A bestiary follows which includes not only stock NPC stats, but a number of appropriate Greco-Roman mythological beasts like cyclopes, centaurs, and the chimera. The rest of the pantheon follows, with not only a paragraph describing them, but an ability that they are likely to use if they intervene in human affairs (like Jupiter's lightning bolt or Mars instilling fear) with a note that the Gods can and should have more abilities at their disposal.

A timeline/overview/history lesson for Caligula's Rome is provided...and the author has said that there was even more stuff that was cut out. Bedrock Games tends to do their research on this sort of thing and it shows.

A character sheet rounds out the book.

WHAT WORKS: The way the Minions of Neptune are presented sells the book. You are given the Minions, their tactics and relevant stat blocks...and then a list of options for who and what they actually are and what they are doing, even including options like "They are time travelers come back to interfere in events". They could have been presented as a straight adversary serving Neptune, but the author blew the whole thing wide open instead.

WHAT DOESN'T WORK: The biggest gripe I have is some of the interior art, especially the NPC portraits, just did not feel up to par for a commercial RPG release.
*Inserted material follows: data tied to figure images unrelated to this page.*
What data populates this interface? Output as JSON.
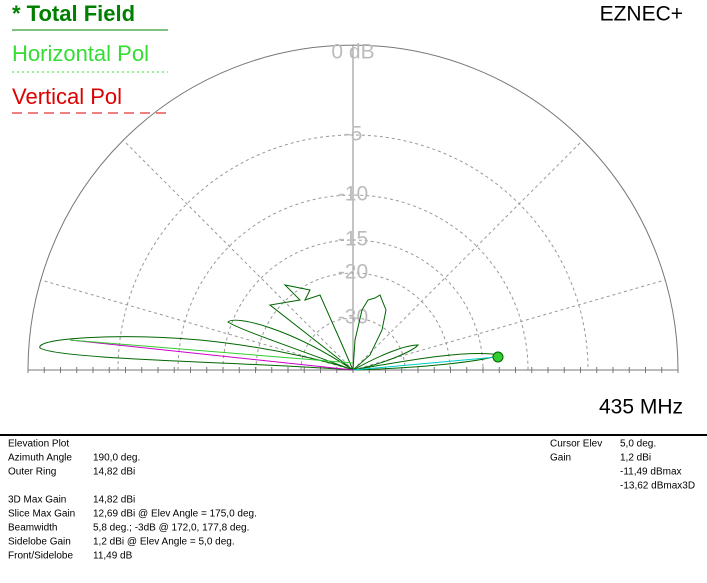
{
  "header": {
    "brand": "EZNEC+",
    "frequency": "435 MHz"
  },
  "legend": [
    {
      "label": "* Total Field"
    },
    {
      "label": "Horizontal Pol"
    },
    {
      "label": "Vertical Pol"
    }
  ],
  "rings": [
    "0 dB",
    "-5",
    "-10",
    "-15",
    "-20",
    "-30"
  ],
  "info_left": {
    "title": "Elevation Plot",
    "rows": [
      [
        "Azimuth Angle",
        "190,0 deg."
      ],
      [
        "Outer Ring",
        "14,82 dBi"
      ]
    ]
  },
  "info_left2": {
    "rows": [
      [
        "3D Max Gain",
        "14,82 dBi"
      ],
      [
        "Slice Max Gain",
        "12,69 dBi @ Elev Angle = 175,0 deg."
      ],
      [
        "Beamwidth",
        "5,8 deg.; -3dB @ 172,0, 177,8 deg."
      ],
      [
        "Sidelobe Gain",
        "1,2 dBi @ Elev Angle = 5,0 deg."
      ],
      [
        "Front/Sidelobe",
        "11,49 dB"
      ]
    ]
  },
  "info_right": {
    "rows": [
      [
        "Cursor Elev",
        "5,0 deg."
      ],
      [
        "Gain",
        "1,2 dBi"
      ],
      [
        "",
        "-11,49 dBmax"
      ],
      [
        "",
        "-13,62 dBmax3D"
      ]
    ]
  }
}
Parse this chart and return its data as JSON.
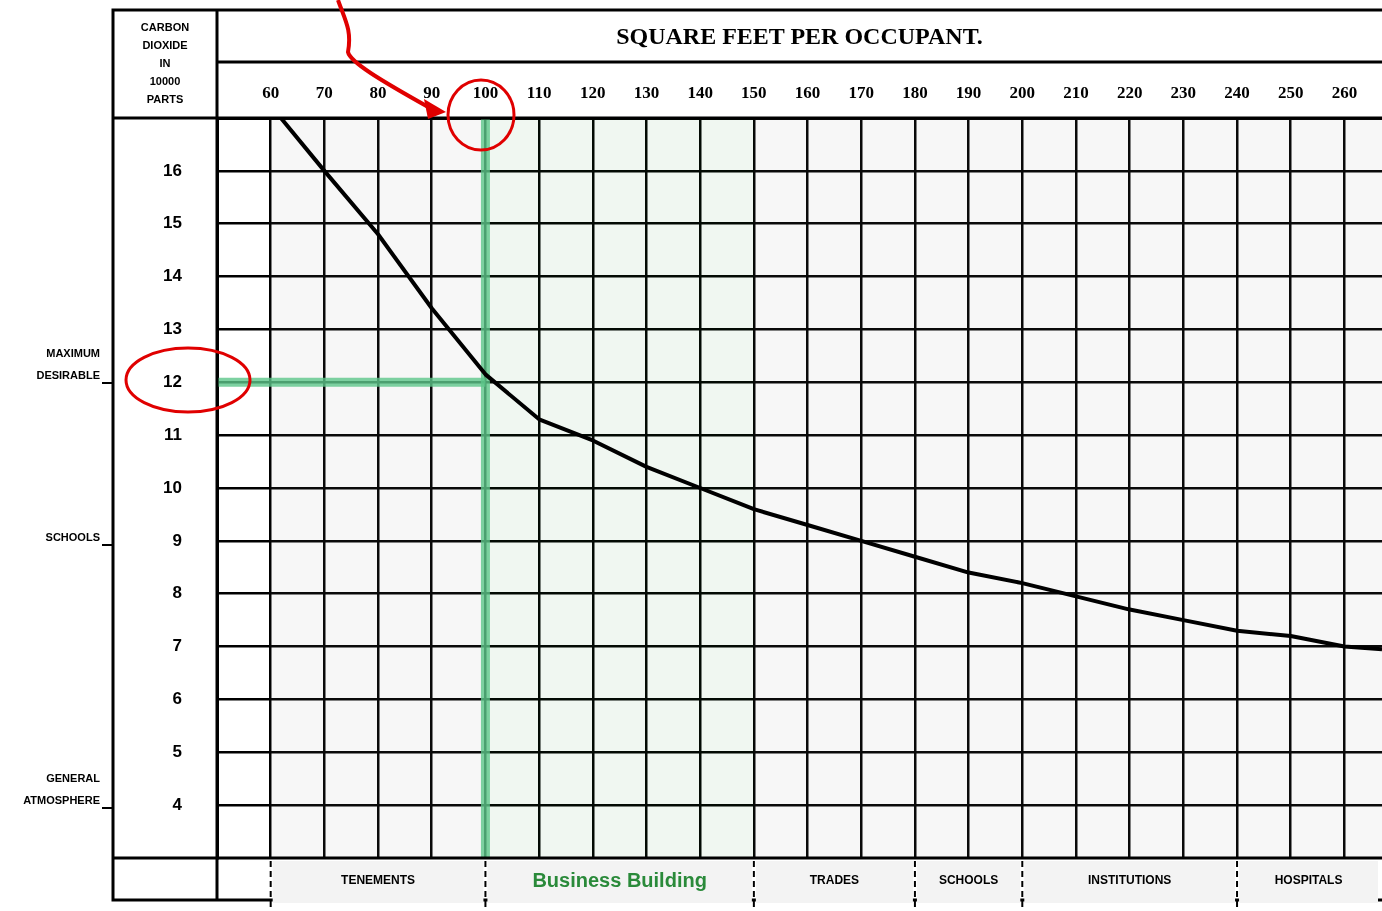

I'm also a bigger fan of Greeks over Romans, but what are you gonna do?

CONCLUSION: The Network System is about the only heavily skill based system that I like, so that's a plus, and like Terror Network and Crime Network before it (as opposed to Horror Show), it hits on a game type that ISN'T being heavily served right now. Combined with all the crazy options built into the game by dialing the supernatural up and down, as well as whatever route you choose to go with for The Minions of Neptune and you are left with an impressive piece of work. If only Caligula had been Greek instead, I would have been thrilled.